If I run a tensorflow model (e.g. cifar10) with one GPU on a multi-gpu platform, tensorflow creates and broadcasts (training/inference) data across all the GPUs available. Since I set num_gpus to 1, it's running on only one GPU. However, I can see the same processes on other gpus as well. Is it intended? Is there any rationale for this? I quickly checked with other DL frameworks like Caffe, but the design/operation is different. Of course, I can specify device
in the code level, but I'm curious. Also, this default design might be annoying for other users if the machine is shared.
tensorflow/core/common_runtime/gpu/gpu_device.cc:977] Creating TensorFlow device (/gpu:0) -> (device: 0, name:
tensorflow/core/common_runtime/gpu/gpu_device.cc:977] Creating TensorFlow device (/gpu:1) -> (device: 1, name:
tensorflow/core/common_runtime/gpu/gpu_device.cc:977] Creating TensorFlow device (/gpu:2) -> (device: 2, name:
tensorflow/core/common_runtime/gpu/gpu_device.cc:977] Creating TensorFlow device (/gpu:3) -> (device: 3, name: ...

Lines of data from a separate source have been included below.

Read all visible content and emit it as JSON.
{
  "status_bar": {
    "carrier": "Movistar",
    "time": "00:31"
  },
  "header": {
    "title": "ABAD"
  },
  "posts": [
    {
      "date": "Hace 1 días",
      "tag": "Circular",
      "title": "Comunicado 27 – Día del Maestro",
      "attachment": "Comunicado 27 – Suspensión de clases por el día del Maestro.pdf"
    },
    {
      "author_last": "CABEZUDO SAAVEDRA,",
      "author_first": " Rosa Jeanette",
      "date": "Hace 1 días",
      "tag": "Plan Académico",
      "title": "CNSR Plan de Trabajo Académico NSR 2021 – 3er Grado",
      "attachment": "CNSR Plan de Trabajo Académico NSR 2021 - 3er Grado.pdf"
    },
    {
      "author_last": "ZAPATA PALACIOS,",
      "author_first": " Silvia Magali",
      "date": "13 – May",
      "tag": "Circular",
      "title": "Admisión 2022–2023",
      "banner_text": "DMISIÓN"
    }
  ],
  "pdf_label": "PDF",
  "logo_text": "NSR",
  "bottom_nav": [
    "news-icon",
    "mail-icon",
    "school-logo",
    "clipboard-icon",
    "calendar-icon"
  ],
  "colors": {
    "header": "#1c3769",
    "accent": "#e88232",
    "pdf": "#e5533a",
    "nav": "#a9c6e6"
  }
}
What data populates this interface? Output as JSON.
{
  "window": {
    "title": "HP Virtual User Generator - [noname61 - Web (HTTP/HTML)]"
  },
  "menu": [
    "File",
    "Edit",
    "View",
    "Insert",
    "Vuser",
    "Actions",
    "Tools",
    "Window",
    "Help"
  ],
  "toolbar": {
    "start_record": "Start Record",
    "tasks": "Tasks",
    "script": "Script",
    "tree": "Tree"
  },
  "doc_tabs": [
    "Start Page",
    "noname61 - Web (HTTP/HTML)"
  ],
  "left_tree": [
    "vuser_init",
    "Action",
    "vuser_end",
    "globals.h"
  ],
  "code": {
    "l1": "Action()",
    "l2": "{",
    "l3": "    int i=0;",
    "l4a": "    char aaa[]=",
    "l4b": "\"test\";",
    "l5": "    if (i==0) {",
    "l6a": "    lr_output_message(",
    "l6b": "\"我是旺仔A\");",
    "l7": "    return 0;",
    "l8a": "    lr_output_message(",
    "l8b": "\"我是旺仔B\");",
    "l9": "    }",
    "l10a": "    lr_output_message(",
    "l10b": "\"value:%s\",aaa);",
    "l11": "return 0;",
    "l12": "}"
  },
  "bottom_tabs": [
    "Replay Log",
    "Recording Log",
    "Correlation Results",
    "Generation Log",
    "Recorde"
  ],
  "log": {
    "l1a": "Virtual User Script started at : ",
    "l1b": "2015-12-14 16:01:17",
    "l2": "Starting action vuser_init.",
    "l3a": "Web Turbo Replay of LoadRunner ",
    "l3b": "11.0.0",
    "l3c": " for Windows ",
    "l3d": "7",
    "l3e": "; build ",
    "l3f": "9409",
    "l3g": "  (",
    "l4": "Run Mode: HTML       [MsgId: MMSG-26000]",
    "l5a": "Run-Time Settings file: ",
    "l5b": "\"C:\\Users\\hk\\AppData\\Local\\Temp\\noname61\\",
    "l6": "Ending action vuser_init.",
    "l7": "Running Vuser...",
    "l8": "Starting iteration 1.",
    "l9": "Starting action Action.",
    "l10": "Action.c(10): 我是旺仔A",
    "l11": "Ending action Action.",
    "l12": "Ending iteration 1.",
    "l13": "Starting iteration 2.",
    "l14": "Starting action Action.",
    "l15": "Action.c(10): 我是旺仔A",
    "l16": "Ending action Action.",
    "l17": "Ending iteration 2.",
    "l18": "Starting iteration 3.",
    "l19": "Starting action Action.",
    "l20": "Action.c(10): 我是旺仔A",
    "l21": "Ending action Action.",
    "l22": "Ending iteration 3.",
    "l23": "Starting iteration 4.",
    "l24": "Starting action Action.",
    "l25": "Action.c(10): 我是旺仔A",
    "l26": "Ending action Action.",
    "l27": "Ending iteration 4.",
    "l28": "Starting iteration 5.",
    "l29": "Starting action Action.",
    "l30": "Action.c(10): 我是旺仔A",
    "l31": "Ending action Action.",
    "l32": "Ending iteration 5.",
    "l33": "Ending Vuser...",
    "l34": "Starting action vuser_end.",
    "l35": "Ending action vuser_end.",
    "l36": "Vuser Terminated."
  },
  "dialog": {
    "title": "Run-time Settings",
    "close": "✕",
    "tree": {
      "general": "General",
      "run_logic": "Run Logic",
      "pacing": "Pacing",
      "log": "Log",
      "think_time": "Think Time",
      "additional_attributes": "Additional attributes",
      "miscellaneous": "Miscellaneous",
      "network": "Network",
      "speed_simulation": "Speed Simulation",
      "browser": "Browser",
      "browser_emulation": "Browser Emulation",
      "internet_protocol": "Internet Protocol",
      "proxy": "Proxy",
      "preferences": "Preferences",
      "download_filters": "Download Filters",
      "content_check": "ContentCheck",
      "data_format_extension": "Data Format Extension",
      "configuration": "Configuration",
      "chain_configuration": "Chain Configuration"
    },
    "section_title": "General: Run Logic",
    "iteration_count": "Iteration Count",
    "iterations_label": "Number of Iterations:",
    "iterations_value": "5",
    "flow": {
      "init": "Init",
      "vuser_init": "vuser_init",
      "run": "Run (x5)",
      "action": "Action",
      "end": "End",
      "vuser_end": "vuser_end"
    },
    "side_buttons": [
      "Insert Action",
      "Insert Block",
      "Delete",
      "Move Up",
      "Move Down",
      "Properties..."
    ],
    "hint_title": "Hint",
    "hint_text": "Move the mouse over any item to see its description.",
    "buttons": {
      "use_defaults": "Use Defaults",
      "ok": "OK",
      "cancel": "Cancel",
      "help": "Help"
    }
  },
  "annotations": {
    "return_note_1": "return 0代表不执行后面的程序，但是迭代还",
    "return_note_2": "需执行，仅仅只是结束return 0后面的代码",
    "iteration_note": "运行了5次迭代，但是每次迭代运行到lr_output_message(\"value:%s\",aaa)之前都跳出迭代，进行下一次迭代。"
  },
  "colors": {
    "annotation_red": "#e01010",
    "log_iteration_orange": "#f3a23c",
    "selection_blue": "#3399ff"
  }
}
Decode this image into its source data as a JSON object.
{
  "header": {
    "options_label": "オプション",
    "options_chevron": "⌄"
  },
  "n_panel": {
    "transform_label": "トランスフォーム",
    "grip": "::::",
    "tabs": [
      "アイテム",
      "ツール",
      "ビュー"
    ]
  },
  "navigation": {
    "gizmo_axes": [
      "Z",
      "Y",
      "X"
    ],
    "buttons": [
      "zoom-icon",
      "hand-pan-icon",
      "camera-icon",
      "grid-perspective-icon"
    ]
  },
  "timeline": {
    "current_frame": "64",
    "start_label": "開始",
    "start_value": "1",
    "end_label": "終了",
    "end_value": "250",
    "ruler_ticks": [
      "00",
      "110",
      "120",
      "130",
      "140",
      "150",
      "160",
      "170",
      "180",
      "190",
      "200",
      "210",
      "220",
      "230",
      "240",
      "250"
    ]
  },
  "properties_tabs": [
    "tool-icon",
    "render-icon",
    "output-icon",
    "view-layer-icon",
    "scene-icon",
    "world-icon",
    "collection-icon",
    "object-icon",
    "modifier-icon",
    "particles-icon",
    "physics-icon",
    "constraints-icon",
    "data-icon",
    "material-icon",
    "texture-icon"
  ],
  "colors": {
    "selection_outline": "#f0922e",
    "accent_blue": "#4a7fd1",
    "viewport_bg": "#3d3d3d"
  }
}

+-----------------------------------------------------------------------------+
| Processes: GPU Memory |
| GPU PID Type Process name Usage |
|=============================================================================|
| 0 67056 C python 15623MiB |
| 1 67056 C python 15499MiB |
| 2 67056 C python 15499MiB |
| 3 67056 C python 15499MiB |
| 4 67056 C python 15499MiB |